Neue Verbraucherschutzvorschriften treten in Kraft

Am 28.05.2022 tritt die Richtlinie zur besseren Durchsetzung und Modernisierung der Verbraucherrechtsvorschriften der Union in Kraft. Die Vorschriften aktualisieren die Instrumente, die zur Bewältigung der Herausforderungen der digitalen Märkte zur Verfügung stehen. Sie werden sowohl den Verbrauchern als auch den zuständigen Behörden mehr zur Durchsetzung ihrer Rechte an die Hand geben.

Digitales Bundesgesetzblatt vom Kabinett beschlossen

Das Bundeskabinett hat den von dem BMJ vorgelegten Entwurf eines Gesetzes zur Einführung der elektronischen Gesetzesverkündung und zur Modernisierung des Verkündungs- und Bekanntmachungswesens beschlossen.

Steuerabkommen mit Mauritius

Die Bundesrepublik Deutschland und die Republik Mauritius wollen ihr Doppelbesteuerungsabkommen ändern. Dazu hat die Bundesregierung einen Entwurf eingebracht (BT-Drucks. 20/1960).
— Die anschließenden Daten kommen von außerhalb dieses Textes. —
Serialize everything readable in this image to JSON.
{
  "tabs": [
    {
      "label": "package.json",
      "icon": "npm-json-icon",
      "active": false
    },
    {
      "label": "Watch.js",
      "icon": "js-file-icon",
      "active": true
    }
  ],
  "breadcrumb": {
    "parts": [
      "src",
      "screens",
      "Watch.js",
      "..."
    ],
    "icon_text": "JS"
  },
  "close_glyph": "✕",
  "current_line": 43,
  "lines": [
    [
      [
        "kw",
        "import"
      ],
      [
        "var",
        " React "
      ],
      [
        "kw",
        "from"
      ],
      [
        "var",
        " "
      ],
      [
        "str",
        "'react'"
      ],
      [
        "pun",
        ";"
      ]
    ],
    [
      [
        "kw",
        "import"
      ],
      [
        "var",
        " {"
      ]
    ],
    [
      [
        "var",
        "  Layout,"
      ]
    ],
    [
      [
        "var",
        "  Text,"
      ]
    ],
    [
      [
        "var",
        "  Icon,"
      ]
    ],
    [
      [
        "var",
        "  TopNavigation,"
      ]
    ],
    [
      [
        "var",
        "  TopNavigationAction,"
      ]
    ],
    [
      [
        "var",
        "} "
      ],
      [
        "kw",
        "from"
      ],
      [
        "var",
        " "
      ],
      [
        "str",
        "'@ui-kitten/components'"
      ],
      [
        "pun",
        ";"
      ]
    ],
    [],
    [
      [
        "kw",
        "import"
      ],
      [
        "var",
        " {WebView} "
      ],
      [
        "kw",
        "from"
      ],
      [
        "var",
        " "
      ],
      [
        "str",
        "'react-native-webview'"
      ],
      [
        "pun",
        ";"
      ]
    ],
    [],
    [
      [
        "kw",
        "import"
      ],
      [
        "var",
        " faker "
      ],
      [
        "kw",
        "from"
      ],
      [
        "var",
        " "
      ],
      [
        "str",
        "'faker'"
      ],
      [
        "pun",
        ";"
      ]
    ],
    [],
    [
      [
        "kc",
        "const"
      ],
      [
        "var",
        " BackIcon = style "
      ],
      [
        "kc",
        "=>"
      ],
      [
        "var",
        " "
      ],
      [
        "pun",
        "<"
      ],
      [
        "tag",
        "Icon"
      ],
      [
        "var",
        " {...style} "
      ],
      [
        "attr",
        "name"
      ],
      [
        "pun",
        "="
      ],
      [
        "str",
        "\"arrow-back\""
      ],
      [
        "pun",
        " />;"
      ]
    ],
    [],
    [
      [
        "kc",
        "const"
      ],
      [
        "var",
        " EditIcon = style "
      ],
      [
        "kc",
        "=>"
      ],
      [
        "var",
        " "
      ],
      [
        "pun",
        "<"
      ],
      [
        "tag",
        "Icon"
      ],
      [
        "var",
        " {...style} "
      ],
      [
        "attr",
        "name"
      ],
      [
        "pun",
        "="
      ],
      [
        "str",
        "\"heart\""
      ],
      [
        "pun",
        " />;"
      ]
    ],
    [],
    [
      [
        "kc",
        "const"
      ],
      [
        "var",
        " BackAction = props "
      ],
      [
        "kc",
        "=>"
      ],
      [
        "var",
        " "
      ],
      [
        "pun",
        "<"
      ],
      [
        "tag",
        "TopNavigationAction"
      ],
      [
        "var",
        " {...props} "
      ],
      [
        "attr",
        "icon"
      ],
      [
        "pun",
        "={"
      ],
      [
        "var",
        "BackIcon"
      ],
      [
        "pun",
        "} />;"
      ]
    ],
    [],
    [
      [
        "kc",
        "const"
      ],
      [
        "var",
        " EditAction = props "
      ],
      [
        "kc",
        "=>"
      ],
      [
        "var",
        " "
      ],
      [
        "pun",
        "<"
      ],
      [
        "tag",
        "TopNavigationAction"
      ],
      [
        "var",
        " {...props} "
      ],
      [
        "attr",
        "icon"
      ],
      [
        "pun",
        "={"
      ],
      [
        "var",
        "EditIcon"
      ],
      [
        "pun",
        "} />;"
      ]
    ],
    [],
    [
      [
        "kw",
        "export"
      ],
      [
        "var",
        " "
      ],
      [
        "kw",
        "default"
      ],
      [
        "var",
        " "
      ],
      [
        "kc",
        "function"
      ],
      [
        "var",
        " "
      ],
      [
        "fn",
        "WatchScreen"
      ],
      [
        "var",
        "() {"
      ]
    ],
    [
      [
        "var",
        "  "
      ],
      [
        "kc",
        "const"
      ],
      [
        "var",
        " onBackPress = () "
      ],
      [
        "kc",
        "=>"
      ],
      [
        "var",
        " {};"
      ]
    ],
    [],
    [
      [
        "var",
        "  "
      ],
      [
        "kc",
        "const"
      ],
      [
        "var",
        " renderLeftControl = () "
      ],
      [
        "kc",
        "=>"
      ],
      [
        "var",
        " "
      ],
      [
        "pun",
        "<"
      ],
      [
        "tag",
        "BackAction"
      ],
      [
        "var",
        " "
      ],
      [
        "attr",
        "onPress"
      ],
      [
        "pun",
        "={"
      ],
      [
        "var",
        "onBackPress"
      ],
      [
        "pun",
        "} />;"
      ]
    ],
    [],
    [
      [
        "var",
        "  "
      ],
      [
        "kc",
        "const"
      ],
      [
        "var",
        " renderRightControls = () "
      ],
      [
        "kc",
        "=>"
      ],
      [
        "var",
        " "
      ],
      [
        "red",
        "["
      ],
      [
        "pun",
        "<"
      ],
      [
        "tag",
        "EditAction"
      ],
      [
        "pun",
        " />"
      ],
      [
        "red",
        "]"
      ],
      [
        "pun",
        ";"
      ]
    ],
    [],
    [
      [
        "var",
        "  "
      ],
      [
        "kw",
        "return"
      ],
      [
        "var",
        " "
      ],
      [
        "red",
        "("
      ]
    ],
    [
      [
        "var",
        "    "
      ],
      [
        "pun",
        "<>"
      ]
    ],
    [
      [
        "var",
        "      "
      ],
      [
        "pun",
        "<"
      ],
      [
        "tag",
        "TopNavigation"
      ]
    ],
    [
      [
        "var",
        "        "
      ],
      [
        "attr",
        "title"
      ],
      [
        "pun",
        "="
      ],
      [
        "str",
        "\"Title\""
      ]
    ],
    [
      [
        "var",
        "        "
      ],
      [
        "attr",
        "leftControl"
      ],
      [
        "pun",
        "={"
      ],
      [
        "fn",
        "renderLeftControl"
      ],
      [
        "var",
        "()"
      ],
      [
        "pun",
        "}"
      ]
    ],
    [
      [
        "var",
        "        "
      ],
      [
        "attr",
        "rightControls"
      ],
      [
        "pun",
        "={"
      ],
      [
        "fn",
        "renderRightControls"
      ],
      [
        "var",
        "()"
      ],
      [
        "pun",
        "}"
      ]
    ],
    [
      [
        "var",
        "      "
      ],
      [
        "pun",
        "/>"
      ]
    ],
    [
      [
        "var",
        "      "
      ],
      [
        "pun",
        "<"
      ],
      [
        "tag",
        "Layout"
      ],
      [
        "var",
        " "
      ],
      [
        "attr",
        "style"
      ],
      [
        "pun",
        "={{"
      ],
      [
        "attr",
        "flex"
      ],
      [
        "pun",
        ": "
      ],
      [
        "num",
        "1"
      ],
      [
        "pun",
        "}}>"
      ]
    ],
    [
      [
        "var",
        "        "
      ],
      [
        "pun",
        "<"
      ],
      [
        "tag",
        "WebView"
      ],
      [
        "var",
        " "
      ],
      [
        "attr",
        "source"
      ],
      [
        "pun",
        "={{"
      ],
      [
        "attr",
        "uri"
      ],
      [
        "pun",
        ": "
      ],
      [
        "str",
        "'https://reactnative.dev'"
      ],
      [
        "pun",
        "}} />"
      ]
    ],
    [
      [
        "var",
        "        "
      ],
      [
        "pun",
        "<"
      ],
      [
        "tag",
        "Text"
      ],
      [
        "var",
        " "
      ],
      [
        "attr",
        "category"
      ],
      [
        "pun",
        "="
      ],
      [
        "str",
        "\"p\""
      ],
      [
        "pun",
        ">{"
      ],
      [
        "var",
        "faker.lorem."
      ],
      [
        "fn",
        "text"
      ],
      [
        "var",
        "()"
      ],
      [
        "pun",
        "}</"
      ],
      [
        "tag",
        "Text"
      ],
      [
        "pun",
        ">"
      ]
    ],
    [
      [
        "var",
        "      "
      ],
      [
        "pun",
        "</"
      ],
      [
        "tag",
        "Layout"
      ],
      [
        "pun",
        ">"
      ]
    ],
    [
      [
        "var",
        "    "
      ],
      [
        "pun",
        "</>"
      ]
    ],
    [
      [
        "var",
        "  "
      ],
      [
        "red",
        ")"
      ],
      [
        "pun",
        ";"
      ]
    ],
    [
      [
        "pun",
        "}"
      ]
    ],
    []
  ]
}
Abbildung des europäischen Kontinents auf Euro-Banknoten: Urheber der Bilddatei steht keine Nutzungsvergütung zu

Das LG Frankfurt hat entschieden, dass der Urheber des Bildes von Europa, das auf allen Euro-Banknoten in abgewandelter Form verwendet wird, keine Vergütung für die Nutzung verlangen kann (Az. 2-06 O 52/21).

Weitergehende Berücksichtigung des wirtschaftlichen Kindererziehungsaufwands nur im Beitragsrecht der sozialen Pflegeversicherung geboten

Das BVerfG entschied, dass § 55 Abs. 1 Satz 1 und Abs. 3 Sätze 1 und 2 sowie § 57 Abs. 1 Satz 1 SGB XI insoweit mit Art. 3 Abs. 1 GG unvereinbar sind, als beitragspflichtige Eltern in der sozialen Pflegeversicherung unabhängig von der Zahl der von ihnen betreuten und erzogenen Kinder mit gleichen Beiträgen belastet werden. Weitergehende Verfassungsbeschwerden wurden zurückgewiesen, soweit sie die Frage der Berücksichtigung der Betreuung und Erziehung von Kindern bei der Bemessung des Beitrags zur gesetzlichen Rentenversicherung und zur gesetzlichen Krankenversicherung betrafen (Az. 1 BvL 3/18 u. a.).

Absturz des Konsumklimas gestoppt

Die Verbraucherstimmung in Deutschland bricht im Mai nach dem Rekordtief im Vormonat nicht weiter ein. Sowohl die Konjunktur- als auch die Einkommenserwartung verzeichnen moderate Gewinne, während die Anschaffungsneigung nahezu unverändert ist. So prognostiziert GfK für das Konsumklima für Juni -26,0 Punkte und damit 0,6 mehr als im Mai dieses Jahres (revidiert -26,6 Punkte).